Wanting design to be good, because good design elevates whatever it is used to assist; reading, travelling, eating, praying. Most modern designers want fame, and money, much more than they want to elevate other people's lives. They strive for originality, to do something that will make them stand out. Massimo was busy his whole career doing less. Happy with a handful of colours, four typefaces, some very fat rules, a square and a circle. These humble ingredients got reused hundreds of times to stunning effect. Showing us that originality is one thing, but utility is another, better thing.

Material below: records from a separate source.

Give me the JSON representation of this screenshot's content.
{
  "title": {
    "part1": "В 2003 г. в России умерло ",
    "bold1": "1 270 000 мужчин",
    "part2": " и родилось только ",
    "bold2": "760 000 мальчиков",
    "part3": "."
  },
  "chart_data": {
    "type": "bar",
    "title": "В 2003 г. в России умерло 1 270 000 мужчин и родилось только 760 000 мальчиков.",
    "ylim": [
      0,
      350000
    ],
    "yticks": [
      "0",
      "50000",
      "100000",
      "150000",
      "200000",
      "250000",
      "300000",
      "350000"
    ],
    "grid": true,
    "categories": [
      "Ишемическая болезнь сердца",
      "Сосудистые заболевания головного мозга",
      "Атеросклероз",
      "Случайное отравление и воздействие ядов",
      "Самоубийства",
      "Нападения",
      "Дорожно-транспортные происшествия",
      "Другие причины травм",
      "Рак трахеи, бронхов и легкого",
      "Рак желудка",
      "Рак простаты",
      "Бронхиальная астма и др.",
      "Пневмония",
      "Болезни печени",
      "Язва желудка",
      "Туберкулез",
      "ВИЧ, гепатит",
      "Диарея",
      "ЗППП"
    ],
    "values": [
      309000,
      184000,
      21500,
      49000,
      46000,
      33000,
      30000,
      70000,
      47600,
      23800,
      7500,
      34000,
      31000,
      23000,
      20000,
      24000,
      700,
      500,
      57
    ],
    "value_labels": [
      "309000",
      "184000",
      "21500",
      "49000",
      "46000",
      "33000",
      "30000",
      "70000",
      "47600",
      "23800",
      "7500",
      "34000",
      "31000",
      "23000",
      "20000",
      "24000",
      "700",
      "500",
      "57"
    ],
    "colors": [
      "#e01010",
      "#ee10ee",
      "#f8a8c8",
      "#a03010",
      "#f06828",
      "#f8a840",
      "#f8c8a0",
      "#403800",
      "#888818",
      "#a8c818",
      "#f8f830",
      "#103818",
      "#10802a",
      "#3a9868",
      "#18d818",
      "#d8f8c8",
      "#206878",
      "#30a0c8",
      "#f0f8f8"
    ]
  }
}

Dear Massimo, Deyan Sudjic in his obituary said you gave America "a modern look". I doubt we'll see your like for a long time. I imagine you in Heaven, frowning at the elaborate harps.
Quentin Newark
You can easily google Vignelli's work. But this set of guidelines is rare. A magnificent example of genericisation. Or, using Vignelli's word from the brochure: prototypicification. In it he imagines two charities and every piece of communication they would ever need. One proud of its past, the other looking forwards. It shows Vignelli's design thinking in its fullest form; how the grids work, those ubiquitous fat rules, the restricted typefaces, the geometry. Even the very idea of creating generic templates, a generic identity is typical of Vignelli's urge to extend his simplifying reach beyond the organisations that he could actually design himself. As much of the world as possible should look good.